Rolf Wallin s’exprime aussi très bien par écrit. Le commentaire apporte sur son œuvre un éclairage qui, bien qu’inutile – la musique se suffit à elle-même – lui donne une dimension supplémentaire, à la fois plus personnelle – il confie ses doutes, ses interrogations – et universelle, démarche philosophique pertinente, mise en perspective de son travail dans un contexte historique. De fait, Act est non seulement un disque qui s’écoute, c’est aussi une musique qui se lit. De chaque œuvre, le sens est explicité et le livret raconte des histoires merveilleuses. La plage titulaire invite à l’action collective; les instruments, d’abord mis en concurrence, sont conduits jusqu’à l’apothéose – l’orchestre devient la métaphore de la société. Le concerto Das War Schön! dialogue avec Mozart. Et cette conversation au plus profond de ce qui relie au travers du temps les deux musiciens prend une résonance d’autant plus insolite qu’elle se choisit un intermédiaire saugrenu : « Herr Stahr », le sansonnet de Mozart, pour lequel le grand musicien, attendri par le gazouillis de son compagnon ailé, en vint à modifier deux mesures de son concerto pour piano n°17. Tides, avec son titre limpide, mais souvent galvaudé, tend à objectiver par l’orchestre le mouvement des marées…

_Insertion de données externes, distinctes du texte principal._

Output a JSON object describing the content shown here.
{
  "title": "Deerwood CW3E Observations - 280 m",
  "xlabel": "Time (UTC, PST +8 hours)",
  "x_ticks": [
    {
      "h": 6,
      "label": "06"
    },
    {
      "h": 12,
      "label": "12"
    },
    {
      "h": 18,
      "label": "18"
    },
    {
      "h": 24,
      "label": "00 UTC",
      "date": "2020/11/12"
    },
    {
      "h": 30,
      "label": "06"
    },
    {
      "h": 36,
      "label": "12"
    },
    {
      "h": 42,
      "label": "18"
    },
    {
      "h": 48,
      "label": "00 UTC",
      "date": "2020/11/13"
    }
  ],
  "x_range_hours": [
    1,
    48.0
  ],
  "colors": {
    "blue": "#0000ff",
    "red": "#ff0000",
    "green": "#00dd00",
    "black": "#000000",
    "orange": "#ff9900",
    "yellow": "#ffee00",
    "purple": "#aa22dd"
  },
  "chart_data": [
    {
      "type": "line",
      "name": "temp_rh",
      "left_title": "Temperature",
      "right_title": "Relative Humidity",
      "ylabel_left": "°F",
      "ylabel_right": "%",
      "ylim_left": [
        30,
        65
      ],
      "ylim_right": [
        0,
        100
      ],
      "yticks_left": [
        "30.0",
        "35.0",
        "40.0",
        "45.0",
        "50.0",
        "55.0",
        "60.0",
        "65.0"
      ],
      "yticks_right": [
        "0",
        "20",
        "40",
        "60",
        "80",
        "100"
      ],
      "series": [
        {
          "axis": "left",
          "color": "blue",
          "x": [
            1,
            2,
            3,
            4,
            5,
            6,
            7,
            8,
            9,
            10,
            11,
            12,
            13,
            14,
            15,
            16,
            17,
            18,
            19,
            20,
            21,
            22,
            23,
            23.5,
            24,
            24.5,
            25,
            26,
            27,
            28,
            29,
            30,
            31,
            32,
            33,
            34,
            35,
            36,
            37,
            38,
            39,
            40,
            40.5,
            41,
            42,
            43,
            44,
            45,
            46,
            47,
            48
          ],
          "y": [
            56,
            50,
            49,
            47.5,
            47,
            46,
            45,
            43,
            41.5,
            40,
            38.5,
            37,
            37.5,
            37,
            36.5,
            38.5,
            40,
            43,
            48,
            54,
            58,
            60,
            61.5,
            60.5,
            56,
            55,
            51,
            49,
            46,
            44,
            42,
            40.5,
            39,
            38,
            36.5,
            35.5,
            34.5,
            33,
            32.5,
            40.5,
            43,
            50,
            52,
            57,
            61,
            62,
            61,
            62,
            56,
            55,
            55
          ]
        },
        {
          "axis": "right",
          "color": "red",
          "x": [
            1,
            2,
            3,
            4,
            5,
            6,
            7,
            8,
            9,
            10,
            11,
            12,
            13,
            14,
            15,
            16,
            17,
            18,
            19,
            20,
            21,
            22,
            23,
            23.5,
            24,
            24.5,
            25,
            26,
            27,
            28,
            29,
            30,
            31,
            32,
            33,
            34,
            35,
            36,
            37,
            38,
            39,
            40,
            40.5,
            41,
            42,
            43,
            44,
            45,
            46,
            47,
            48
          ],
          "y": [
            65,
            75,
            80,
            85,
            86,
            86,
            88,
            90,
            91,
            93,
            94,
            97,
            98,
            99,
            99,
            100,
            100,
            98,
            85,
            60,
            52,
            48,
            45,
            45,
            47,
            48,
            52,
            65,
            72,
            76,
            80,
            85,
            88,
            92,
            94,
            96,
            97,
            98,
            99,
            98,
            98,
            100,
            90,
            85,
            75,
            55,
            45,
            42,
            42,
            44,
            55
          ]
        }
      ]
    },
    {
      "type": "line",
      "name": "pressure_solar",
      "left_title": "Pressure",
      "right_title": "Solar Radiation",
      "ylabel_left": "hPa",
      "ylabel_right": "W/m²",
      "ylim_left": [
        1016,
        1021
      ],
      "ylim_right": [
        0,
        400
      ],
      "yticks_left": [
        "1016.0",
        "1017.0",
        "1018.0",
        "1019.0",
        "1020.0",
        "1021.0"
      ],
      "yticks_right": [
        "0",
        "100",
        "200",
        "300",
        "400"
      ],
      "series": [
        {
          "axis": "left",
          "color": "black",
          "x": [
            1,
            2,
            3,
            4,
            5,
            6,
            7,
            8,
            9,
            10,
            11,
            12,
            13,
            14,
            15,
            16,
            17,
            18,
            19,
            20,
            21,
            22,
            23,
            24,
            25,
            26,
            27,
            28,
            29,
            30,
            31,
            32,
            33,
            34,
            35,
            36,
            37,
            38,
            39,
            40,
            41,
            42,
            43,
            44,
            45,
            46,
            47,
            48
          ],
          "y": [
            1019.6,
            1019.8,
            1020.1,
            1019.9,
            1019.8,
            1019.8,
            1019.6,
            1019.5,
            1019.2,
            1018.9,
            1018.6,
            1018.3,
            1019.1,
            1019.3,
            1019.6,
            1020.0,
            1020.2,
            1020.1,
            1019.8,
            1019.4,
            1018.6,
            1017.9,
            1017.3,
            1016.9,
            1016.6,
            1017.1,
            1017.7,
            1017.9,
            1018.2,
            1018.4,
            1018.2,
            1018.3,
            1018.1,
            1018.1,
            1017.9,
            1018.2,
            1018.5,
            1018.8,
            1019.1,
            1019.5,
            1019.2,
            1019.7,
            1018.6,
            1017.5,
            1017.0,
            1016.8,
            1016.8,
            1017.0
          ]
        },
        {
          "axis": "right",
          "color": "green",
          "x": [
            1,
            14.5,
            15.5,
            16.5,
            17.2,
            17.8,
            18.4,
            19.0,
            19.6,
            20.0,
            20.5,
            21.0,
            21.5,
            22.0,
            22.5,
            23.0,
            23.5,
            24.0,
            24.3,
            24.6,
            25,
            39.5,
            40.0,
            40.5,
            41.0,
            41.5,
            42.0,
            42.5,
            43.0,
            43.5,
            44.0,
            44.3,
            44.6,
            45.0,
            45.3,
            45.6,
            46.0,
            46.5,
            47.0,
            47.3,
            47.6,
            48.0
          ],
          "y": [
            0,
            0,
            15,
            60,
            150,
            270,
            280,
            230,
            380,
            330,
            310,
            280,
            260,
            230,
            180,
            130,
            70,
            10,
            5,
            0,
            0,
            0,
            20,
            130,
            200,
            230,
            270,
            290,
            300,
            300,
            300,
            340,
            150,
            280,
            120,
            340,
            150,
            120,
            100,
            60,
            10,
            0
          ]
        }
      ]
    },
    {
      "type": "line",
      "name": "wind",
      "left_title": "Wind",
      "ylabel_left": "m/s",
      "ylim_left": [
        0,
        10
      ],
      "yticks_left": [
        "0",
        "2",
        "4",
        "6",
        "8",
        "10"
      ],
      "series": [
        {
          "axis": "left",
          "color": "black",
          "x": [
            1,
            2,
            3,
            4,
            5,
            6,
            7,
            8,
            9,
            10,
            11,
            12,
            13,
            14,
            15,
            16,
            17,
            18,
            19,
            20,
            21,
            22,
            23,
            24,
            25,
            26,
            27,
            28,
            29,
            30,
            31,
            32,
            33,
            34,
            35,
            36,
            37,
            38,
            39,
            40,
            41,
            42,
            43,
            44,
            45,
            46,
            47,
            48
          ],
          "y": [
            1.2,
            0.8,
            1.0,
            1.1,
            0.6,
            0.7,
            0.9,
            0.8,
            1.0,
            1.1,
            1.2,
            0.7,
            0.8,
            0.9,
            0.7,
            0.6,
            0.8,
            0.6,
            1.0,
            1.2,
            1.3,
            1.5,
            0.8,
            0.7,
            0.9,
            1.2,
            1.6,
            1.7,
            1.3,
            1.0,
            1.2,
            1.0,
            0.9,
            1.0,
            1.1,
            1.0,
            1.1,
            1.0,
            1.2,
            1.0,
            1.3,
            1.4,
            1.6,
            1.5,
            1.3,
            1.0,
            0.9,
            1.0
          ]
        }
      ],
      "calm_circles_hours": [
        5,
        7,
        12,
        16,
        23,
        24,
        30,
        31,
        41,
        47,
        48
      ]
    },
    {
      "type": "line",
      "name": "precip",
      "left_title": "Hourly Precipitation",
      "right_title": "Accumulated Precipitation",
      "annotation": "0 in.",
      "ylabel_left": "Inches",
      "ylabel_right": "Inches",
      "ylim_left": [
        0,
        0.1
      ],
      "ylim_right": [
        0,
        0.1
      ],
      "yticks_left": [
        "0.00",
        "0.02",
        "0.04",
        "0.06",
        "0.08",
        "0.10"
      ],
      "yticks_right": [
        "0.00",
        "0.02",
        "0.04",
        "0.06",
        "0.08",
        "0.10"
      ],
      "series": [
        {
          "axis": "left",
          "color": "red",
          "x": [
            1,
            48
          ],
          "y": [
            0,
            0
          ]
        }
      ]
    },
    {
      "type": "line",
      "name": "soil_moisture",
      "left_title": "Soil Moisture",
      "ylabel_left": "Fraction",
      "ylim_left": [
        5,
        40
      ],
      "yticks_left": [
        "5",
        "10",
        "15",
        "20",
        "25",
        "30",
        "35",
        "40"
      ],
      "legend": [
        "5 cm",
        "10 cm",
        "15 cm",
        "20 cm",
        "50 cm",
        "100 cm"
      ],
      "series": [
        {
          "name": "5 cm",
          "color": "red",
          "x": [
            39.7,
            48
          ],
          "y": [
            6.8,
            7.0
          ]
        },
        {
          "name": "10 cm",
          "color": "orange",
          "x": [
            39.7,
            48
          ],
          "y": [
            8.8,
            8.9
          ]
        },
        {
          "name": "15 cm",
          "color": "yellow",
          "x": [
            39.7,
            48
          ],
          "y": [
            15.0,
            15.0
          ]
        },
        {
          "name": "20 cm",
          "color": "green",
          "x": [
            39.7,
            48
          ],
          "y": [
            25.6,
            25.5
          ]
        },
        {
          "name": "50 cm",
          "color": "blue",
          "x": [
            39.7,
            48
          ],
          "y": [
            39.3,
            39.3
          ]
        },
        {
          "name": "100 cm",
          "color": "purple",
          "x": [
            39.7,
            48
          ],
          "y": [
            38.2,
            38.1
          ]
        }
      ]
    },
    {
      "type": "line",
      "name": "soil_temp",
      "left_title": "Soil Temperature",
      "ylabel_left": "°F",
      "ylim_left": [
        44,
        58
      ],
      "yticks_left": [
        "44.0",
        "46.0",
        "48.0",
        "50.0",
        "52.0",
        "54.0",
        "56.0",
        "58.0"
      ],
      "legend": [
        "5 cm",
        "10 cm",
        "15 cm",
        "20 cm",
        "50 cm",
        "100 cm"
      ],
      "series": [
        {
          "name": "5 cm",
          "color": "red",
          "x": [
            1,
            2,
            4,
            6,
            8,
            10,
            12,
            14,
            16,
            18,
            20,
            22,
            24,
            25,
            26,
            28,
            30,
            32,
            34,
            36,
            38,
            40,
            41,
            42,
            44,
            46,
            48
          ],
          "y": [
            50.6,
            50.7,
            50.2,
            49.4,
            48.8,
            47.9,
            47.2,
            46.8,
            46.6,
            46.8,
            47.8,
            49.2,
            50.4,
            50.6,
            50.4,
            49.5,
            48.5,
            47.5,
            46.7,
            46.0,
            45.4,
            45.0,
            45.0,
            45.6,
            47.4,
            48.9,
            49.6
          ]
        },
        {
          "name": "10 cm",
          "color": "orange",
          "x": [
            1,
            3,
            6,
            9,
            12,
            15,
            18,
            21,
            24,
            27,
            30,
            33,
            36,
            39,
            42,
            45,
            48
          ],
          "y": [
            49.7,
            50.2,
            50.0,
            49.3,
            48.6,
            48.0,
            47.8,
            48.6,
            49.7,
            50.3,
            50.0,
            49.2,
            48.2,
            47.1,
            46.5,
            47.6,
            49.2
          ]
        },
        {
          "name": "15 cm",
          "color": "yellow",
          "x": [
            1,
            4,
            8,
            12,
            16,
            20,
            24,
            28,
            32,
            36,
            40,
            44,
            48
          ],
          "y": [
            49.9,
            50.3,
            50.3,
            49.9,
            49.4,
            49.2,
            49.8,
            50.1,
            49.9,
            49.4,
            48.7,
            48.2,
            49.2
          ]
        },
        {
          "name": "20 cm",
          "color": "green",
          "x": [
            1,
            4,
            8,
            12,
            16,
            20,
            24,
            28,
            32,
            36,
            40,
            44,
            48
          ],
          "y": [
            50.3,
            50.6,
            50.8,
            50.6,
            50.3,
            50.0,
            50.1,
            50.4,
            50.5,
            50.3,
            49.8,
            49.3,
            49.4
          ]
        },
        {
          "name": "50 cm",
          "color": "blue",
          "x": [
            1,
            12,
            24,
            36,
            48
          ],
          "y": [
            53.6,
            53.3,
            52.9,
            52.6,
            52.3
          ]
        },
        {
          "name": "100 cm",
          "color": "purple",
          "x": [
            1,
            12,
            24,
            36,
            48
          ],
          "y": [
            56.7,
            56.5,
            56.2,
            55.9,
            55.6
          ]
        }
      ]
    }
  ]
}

Ces discours pourraient aussi bien ne pas avoir lieu si la musique n’était pour eux un écrin aussi beau. L’harmonie entre œuvre et intentions est atteinte. Les percussions sont d’une telle diversité sonore que l’on croit se trouver en présence d’un orchestre d’une complexité inédite, dont les éléments, tantôt enchevêtrés, tantôt solitaires, semblent ne devoir rendre de compte qu’à la musique elle-même, à un idéal devenu sensible par eux seuls. D’une pièce, calme, apaisée, à une autre où les éléments se déchaînent, on prend le temps de mesurer à quel point les couleurs que traduit un instrument dépendent intimement du contexte dynamique qui les environne. Un soin minutieux est porté à la succession des morceaux, laquelle semble aussi obéir à une idée précise, soigneusement dissimulée sous l’alternance parfaite des rythmes, mais perceptible dans le détail, comme en témoignent les notes finales, particulièrement mesurées, qui sont moins un achèvement, un pré-silence, que déjà – touchante intuition de l’infime – prémices du morceau suivant, annonce d’une renaissance. Ou peut-être n’est-ce que la formulation d’un désir personnel, le rêve que cette musique-là ne finisse jamais.